I agree. That is why I like my rigid SS. You ride with the trail rather than cleave through it. you pump and flow even over little rocks and logs. Now I love my geared 29'er with a suspension fork but the rigid SS is just pure riding.


----------



## Mr.Bee (Aug 22, 2010)

I ride a fixed 29er adult BMX bike cause I'm stupid and old:thumbsup









Gears and breaks are expensive


----------



## SpiderMike (Oct 5, 2005)

My Schwinn Predator 24 is just too little. I've thought about getting a Firemans Texas Cruzer 29 or 26 to replace it. But I am afraid the 1x1 would get jealous and eat it or something.

Firemans Texas Cruzer-BMX, Singlespeed, Bicycles


----------



## Mr.Bee (Aug 22, 2010)

Oh I would like a ride Texas Fireman  and pop a coldie off its BB.
There rugged but sexy look'n.


----------



## 1SPD (Apr 25, 2010)

I ride a 29er SS now but when I make plans to go to the pump track I take my wifes bike. Its got 26" wheels but she is only 5'4" so its a 16" frame with all XTR parts on it and a 80mm Rock Shox on it. So for me, it's like hoping on a cruiser bmx bike. I simply swap seat/post and slam the seat. It has gears (she won't let me make it a ss) but it sure as hell is much easier to roll around, manual, jump, hop...on the pump track than my 29er xc set up. Fun as hell for sure!

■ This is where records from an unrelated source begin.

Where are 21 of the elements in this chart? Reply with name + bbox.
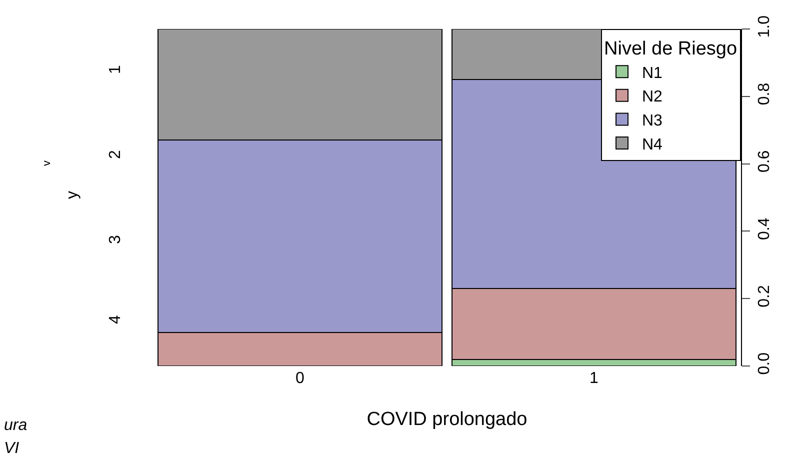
y-tick-label: 0.4 (756, 218, 774, 240)
text: 4 (107, 315, 124, 324)
text: 2 (107, 150, 124, 159)
text: 1 (107, 65, 124, 74)
text: ura (4, 417, 28, 434)
text: y (64, 191, 81, 199)
legend-label: N2 (642, 88, 663, 106)
text: VI (4, 440, 20, 457)
legend-label: N1 (642, 64, 663, 82)
y-tick-label: 0.8 (756, 82, 774, 106)
y-tick-label: 0.0 (756, 352, 774, 375)
text: v (41, 160, 53, 166)
legend-title: Nivel de Riesgo (604, 38, 738, 60)
y-tick-label: 0.2 (756, 284, 774, 308)
y-tick-label: 1.0 (756, 15, 774, 38)
text: 3 (107, 235, 124, 244)
legend-label: N3 (642, 112, 663, 130)
y-tick-label: 0.6 (756, 150, 774, 173)
x-axis-title: COVID prolongado (366, 408, 528, 430)
x-tick-label: 0 (296, 370, 305, 387)
legend-label: N4 (642, 136, 663, 154)
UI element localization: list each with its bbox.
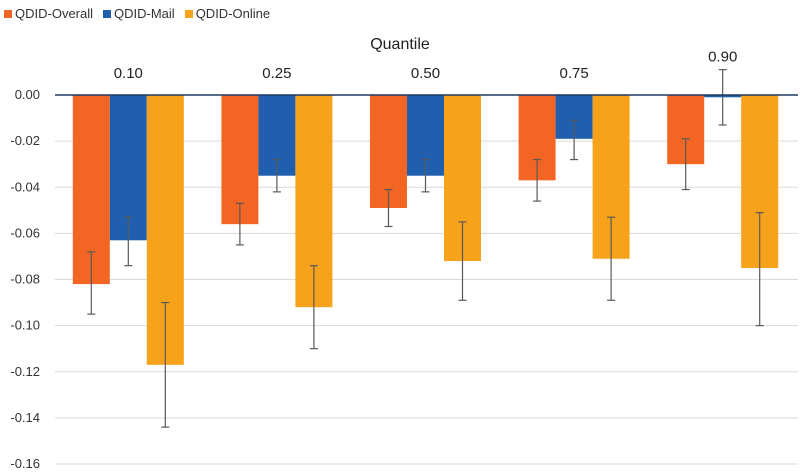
- y-tick-label: -0.02: [10, 133, 40, 148]
- bar-qdid-overall: [221, 95, 259, 225]
- category-label: 0.25: [262, 65, 291, 82]
- legend-item-mail: QDID-Mail: [103, 6, 175, 21]
- legend-label-mail: QDID-Mail: [114, 6, 175, 21]
- y-tick-label: -0.10: [10, 318, 40, 333]
- y-tick-label: -0.04: [10, 179, 40, 194]
- chart-legend: QDID-Overall QDID-Mail QDID-Online: [4, 6, 270, 21]
- category-label: 0.10: [114, 65, 143, 82]
- category-label: 0.75: [559, 65, 588, 82]
- legend-swatch-online: [184, 9, 193, 18]
- legend-item-overall: QDID-Overall: [4, 6, 93, 21]
- chart-title: Quantile: [370, 36, 430, 53]
- y-tick-label: -0.14: [10, 410, 40, 425]
- y-tick-label: -0.12: [10, 364, 40, 379]
- legend-swatch-overall: [4, 9, 12, 18]
- legend-item-online: QDID-Online: [184, 6, 271, 21]
- legend-label-overall: QDID-Overall: [15, 6, 94, 21]
- y-tick-label: 0.00: [15, 87, 40, 102]
- legend-label-online: QDID-Online: [195, 6, 271, 21]
- y-tick-label: -0.16: [10, 456, 40, 471]
- y-tick-label: -0.08: [10, 272, 40, 287]
- legend-swatch-mail: [103, 9, 112, 18]
- bar-qdid-mail: [109, 95, 147, 241]
- category-label: 0.50: [411, 65, 440, 82]
- category-label: 0.90: [708, 49, 737, 66]
- y-tick-label: -0.06: [10, 225, 40, 240]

I have no plans on building up another geared bike in the future for my trail riding.


----------



## TrailNRG (Jul 21, 2010)

Hey Bee -
How'd you get chain tension on that rig???? Magic gear calculator?


----------



## umarth (Dec 5, 2007)

Mr.Bee said:


> I ride a fixed 29er adult BMX bike cause I'm stupid and old:thumbsup
> Gears and breaks are expensive


No, health insurance is expensive.

What size are those tires? From here it looks more like a cross bike than a 29er.

Looks nice though.


----------



## Godless Communist (May 8, 2007)

Adult BMX? Those are called Firemans Texas Cruzers around these parts! Here are mine:

26"








24"








26"








29"









BMX for life, yo.


----------